Siswa tidak lagi diharuskan mengikuti satu pendekatan yang seragam, tetapi dapat memilih dan mengembangkan keterampilan berdasarkan minat dan kebutuhan mereka.
P5 juga berperan penting dalam penguatan karakter siswa. Di tengah tantangan globalisasi dan perkembangan teknologi, pembelajaran yang berorientasi pada karakter menjadi sangat penting.
Dengan mengintegrasikan nilai-nilai Pancasila, P5 membantu siswa untuk lebih memahami identitas nasional mereka, memupuk semangat toleransi, gotong royong, dan tanggung jawab sosial.
Pendekatan berbasis proyek ini juga memungkinkan siswa untuk belajar secara lebih praktis dan kontekstual, yang pada akhirnya dapat meningkatkan kemampuan berpikir kritis dan kreatif.
Meskipun pada praktiknya siswa-siswi justru merasa terbebani, karena ada waktu tambahan dan biaya tambahan yang harus mereka siapkan untuk menjalani program ini, belum lagi keselamatan mereka selama bepergian keluar.
Kekurangan P5 dan Merdeka Belajar
Namun, di balik kelebihannya, P5 dan Merdeka Belajar juga menghadapi sejumlah tantangan. Salah satu kelemahan terbesar adalah ketidaksiapan infrastruktur dan sumber daya manusia di banyak sekolah.
Tidak semua sekolah memiliki sumber daya yang memadai untuk menerapkan pendekatan berbasis proyek yang memerlukan perencanaan dan dukungan logistik yang baik.
Banyak guru yang juga belum mendapatkan pelatihan yang cukup dalam menerapkan pendekatan ini, sehingga implementasinya menjadi kurang optimal.
Selain itu, evaluasi terhadap pencapaian siswa dalam P5 yang bersifat kualitatif seringkali sulit diukur secara objektif.
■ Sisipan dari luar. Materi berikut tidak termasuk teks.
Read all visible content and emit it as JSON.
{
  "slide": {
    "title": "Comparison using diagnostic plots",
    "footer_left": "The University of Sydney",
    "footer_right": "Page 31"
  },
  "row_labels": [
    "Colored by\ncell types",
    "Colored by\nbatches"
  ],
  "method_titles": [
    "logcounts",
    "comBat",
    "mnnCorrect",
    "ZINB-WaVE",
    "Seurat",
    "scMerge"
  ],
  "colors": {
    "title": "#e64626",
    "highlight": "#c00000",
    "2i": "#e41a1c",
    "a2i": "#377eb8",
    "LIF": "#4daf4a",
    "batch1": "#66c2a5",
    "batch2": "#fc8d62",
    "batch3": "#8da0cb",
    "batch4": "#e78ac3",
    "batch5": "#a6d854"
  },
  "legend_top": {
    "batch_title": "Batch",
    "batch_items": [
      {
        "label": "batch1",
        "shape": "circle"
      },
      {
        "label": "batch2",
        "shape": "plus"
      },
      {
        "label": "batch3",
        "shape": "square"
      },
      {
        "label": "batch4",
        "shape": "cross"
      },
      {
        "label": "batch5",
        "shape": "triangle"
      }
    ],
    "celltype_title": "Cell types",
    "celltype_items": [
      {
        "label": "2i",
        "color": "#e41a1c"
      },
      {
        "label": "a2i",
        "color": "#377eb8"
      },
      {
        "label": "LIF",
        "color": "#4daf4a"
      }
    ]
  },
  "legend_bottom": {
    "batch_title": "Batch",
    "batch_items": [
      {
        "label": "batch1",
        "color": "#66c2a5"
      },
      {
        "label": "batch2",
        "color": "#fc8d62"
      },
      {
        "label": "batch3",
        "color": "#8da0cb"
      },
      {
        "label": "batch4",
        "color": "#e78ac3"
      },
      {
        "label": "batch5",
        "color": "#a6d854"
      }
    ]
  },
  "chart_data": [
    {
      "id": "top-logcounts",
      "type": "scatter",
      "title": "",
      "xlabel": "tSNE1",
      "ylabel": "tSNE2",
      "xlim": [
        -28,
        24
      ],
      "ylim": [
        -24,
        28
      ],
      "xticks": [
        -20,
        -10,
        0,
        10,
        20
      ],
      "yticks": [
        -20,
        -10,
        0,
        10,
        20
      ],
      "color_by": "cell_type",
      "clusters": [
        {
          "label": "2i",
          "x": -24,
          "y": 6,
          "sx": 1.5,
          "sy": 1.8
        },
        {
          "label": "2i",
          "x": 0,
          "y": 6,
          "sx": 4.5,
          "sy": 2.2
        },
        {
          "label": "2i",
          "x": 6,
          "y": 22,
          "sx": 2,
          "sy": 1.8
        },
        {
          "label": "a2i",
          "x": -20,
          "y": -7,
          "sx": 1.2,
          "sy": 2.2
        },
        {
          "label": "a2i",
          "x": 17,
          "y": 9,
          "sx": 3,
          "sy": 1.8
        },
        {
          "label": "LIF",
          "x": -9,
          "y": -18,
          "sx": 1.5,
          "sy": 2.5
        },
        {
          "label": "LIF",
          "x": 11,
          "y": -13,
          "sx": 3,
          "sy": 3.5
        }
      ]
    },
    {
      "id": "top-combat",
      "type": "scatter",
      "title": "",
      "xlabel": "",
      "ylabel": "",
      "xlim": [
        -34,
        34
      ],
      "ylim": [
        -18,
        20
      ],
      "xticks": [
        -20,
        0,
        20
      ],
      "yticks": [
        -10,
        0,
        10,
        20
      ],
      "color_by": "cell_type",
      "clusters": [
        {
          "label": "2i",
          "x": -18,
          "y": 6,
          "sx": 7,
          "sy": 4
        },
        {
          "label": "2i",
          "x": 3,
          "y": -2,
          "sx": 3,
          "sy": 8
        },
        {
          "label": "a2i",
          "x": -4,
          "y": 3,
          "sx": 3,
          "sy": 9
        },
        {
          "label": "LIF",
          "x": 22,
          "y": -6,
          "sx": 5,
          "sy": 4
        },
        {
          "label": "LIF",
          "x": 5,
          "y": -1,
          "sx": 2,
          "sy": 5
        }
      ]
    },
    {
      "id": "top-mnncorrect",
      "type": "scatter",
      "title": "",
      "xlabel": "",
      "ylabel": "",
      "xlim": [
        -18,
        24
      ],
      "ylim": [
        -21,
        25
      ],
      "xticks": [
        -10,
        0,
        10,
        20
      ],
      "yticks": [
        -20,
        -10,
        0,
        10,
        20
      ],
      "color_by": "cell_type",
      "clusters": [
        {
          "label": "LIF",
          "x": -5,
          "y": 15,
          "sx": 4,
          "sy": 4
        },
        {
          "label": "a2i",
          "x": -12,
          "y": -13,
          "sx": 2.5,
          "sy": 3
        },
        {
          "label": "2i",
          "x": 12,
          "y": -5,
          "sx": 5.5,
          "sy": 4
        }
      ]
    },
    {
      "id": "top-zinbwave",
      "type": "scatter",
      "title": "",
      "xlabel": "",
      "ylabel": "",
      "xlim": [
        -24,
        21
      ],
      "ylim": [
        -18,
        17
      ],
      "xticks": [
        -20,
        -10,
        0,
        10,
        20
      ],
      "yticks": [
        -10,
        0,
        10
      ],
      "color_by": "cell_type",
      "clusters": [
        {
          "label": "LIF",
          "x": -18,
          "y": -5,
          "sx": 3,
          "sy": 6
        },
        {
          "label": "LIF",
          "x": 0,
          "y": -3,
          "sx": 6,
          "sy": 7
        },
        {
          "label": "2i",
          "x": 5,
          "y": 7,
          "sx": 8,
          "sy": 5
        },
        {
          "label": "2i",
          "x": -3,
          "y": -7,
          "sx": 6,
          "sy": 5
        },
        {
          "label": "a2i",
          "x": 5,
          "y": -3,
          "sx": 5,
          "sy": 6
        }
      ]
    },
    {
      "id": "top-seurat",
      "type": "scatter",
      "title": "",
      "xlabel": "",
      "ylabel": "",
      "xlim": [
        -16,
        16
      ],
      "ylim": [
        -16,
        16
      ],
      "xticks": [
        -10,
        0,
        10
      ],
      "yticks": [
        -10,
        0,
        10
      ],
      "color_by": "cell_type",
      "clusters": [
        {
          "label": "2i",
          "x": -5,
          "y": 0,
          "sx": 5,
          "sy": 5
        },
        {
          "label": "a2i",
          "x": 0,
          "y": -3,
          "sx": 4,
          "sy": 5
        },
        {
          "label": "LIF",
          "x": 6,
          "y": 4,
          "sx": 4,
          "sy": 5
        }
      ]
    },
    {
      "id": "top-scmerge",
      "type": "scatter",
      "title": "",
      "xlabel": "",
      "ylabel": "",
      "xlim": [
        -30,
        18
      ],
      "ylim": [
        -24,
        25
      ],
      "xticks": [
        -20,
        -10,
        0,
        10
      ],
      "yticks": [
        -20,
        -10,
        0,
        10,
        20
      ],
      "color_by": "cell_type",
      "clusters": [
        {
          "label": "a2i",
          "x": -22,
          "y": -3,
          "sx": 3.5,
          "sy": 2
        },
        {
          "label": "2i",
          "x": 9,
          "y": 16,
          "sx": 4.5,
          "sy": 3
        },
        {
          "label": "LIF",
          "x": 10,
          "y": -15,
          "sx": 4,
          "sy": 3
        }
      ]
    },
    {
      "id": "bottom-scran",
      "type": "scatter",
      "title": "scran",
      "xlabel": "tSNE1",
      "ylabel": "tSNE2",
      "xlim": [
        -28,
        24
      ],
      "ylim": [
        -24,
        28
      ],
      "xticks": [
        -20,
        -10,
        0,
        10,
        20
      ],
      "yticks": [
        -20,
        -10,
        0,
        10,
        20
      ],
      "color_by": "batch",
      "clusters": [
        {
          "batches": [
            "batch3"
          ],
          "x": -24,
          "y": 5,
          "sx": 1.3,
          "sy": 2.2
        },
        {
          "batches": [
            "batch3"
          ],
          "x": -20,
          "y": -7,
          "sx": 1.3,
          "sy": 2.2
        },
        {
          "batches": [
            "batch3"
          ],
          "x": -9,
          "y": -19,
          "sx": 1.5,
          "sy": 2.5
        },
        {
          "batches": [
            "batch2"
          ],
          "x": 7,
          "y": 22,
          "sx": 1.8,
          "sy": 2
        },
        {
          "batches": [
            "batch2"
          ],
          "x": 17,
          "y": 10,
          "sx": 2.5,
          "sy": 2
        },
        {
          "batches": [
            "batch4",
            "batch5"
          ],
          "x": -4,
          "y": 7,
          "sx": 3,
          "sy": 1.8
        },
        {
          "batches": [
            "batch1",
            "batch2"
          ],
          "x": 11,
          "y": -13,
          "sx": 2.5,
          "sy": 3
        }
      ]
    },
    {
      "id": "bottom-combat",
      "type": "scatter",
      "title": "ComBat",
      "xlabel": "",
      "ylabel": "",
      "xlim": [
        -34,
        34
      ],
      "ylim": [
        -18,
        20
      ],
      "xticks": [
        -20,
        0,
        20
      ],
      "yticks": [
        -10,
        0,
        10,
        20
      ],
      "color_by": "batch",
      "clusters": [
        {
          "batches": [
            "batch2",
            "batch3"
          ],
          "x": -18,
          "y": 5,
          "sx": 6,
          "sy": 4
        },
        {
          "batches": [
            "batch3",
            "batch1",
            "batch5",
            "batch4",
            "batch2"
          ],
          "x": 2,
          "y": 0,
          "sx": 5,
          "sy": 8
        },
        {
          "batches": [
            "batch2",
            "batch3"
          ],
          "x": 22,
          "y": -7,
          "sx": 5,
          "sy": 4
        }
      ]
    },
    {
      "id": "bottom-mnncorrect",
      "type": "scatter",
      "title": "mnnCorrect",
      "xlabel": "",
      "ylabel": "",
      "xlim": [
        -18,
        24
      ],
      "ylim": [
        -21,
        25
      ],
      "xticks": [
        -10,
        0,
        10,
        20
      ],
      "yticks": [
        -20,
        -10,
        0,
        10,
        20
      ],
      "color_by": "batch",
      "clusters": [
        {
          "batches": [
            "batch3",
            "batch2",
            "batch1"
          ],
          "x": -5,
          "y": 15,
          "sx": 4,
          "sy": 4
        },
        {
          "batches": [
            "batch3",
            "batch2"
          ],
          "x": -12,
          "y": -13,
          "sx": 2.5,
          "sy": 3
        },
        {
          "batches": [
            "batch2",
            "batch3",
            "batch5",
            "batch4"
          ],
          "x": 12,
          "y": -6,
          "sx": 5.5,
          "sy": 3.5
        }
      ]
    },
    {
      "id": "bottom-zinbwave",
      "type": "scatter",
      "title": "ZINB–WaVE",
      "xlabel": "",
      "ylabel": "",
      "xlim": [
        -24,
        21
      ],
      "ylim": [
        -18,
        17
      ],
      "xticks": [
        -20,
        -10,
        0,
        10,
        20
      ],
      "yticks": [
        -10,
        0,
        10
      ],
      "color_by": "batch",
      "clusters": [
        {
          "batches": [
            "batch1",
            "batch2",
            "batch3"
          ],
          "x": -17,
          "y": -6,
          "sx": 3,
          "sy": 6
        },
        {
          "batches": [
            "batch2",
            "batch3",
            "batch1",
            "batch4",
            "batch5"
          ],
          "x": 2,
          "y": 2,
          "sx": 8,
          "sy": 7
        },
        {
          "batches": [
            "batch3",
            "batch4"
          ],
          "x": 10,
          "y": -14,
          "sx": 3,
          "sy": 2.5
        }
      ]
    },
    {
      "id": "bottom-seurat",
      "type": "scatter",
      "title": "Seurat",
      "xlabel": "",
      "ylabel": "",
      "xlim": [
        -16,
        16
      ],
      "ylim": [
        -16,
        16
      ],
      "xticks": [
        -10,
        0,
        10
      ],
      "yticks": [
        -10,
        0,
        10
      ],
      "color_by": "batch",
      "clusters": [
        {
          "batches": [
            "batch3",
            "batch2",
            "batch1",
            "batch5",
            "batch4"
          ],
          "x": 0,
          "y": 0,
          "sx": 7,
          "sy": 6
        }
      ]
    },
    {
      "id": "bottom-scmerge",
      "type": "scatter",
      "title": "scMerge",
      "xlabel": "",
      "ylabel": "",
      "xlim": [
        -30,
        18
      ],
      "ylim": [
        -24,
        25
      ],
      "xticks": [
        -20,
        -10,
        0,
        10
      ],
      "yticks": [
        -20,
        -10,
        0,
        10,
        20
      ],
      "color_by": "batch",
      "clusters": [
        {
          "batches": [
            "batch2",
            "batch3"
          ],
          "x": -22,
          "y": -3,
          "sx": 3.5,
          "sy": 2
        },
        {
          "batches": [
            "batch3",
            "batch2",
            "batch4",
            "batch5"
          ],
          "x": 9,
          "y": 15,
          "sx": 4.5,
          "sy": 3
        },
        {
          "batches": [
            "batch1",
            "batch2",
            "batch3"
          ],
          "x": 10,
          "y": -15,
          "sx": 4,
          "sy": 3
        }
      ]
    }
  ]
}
Berbeda dengan penilaian akademis yang terukur melalui angka, penilaian karakter dan kompetensi memerlukan pendekatan yang lebih holistik, yang belum sepenuhnya matang dalam sistem pendidikan Indonesia.
Keterbatasan waktu dan kurikulum yang padat juga menjadi tantangan lain, karena tidak semua sekolah dapat mengalokasikan waktu yang cukup untuk kegiatan proyek tanpa mengorbankan pembelajaran akademis.